Board Chairman Kyle Hauptman is a Republican, but both Todd Harper and Tanya Otsuka are Democrats. Hauptman was selected to serve as NCUA chairman by President Donald Trump in January.
“Disagreements over NSF and overdraft fees suggest the era of board collegiality may be ending,” Treichel wrote. “With Chairman Hauptman outnumbered by two Democrats, maneuvering to act on Trump initiatives is difficult.”
The NCUA March 3 announced it will no longer publish overdraft and non-sufficient fund fee income for individual credit unions. But Harper subsequently called that decision wrong.
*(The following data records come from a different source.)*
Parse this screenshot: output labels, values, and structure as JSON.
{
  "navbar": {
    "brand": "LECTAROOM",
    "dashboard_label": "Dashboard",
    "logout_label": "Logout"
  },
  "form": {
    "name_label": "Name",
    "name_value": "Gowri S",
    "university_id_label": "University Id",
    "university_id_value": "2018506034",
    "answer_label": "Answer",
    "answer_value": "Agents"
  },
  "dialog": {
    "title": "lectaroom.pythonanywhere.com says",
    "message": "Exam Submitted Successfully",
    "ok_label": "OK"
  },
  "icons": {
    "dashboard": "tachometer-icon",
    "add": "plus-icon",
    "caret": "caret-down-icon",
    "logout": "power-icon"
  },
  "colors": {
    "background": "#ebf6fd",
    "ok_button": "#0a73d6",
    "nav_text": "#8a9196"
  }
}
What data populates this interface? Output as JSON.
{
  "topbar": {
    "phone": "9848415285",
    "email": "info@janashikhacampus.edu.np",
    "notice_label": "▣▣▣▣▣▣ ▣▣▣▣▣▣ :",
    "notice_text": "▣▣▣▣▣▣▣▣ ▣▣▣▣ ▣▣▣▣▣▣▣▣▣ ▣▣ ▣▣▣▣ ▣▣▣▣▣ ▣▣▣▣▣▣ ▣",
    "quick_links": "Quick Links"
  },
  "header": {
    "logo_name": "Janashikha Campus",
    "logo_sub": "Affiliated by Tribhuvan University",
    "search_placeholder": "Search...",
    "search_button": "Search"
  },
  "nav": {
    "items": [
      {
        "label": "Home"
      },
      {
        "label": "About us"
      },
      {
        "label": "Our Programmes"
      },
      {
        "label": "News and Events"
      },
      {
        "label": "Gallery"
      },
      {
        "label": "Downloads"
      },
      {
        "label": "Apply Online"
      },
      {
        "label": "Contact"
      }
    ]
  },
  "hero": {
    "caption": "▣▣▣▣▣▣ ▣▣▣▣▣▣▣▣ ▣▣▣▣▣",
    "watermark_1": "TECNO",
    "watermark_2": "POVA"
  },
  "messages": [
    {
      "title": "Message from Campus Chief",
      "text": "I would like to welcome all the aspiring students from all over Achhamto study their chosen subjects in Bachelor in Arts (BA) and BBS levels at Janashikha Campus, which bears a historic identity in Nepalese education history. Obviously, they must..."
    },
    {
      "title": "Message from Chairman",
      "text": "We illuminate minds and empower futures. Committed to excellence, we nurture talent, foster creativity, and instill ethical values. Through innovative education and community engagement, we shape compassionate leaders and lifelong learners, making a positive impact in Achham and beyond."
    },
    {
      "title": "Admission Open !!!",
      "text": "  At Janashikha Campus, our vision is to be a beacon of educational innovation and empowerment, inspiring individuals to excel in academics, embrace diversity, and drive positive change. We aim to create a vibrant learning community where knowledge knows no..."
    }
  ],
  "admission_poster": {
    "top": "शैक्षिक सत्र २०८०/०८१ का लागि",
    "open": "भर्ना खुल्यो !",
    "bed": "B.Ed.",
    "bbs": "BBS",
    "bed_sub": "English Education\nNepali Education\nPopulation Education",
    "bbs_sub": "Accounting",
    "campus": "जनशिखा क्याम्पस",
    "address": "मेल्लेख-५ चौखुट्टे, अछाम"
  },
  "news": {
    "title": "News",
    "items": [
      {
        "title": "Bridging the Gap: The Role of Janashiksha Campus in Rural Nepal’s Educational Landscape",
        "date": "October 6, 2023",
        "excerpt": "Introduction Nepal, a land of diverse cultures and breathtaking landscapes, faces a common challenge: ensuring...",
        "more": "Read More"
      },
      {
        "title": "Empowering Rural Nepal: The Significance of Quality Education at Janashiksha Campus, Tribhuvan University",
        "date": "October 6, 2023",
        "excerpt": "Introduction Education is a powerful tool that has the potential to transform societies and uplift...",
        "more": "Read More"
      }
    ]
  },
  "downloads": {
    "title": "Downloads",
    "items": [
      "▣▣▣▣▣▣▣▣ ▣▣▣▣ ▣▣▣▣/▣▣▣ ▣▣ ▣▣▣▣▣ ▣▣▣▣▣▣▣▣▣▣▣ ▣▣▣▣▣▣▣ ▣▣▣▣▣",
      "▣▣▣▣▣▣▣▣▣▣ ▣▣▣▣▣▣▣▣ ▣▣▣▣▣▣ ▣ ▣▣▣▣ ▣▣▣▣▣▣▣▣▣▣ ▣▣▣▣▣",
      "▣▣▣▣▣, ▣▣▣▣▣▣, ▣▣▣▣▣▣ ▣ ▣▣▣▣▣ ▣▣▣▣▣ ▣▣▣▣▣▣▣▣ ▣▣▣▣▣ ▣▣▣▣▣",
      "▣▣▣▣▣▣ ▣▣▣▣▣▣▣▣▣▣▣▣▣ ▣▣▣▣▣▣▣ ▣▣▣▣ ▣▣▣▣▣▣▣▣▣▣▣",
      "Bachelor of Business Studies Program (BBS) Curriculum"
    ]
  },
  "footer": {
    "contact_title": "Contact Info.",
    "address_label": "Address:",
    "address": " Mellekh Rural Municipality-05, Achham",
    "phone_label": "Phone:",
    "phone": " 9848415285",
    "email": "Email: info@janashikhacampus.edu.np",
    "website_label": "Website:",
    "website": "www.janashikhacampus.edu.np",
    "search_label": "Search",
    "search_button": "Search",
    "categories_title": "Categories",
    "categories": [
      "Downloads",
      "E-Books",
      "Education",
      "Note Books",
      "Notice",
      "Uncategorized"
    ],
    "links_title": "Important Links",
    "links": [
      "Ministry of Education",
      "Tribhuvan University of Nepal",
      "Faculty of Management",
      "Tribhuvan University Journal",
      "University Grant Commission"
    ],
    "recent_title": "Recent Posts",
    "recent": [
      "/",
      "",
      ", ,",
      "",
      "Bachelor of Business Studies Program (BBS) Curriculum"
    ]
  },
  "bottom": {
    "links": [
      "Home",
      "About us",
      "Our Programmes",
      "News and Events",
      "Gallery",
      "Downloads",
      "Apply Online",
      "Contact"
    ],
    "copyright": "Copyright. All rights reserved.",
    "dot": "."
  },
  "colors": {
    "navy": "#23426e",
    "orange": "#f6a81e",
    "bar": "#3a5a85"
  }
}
“If credit unions are to live up to their statutory purpose of supporting the financial needs of ‘people of modest means’ and the credit union movement’s oft-touted ‘people-helping-people’ philosophy, then credit union member-owners should have access to this basic market information, so they can make better decisions about how and where to deposit and access their hard-earned money,” Harper wrote.
Otsuka agreed with Harper, saying transparency is vital for promoting fair competition within the financial system.
“This is a step in the wrong direction,” she said. “There is no data to suggest credit unions limited the services they provide low-income or underserved consumers last year simply to avoid having to report fee income on the NCUA’s call reports.
If the board were to meet publicly, the overdraft controversy would likely be brought up, which some think may be one reason Hauptman cancelled the March meeting.
Treichel added that Trump’s executive order limiting new regulations leaves the NCUA board with little to put on the agenda.
“Expect more strategic deadlock if partisan divisions continue to flare,” Treichel said. “If yet another ‘surprise’ closed meeting materializes without time for public notice… well, the irony deepens.”
The next NCUA board meeting is scheduled for April 17.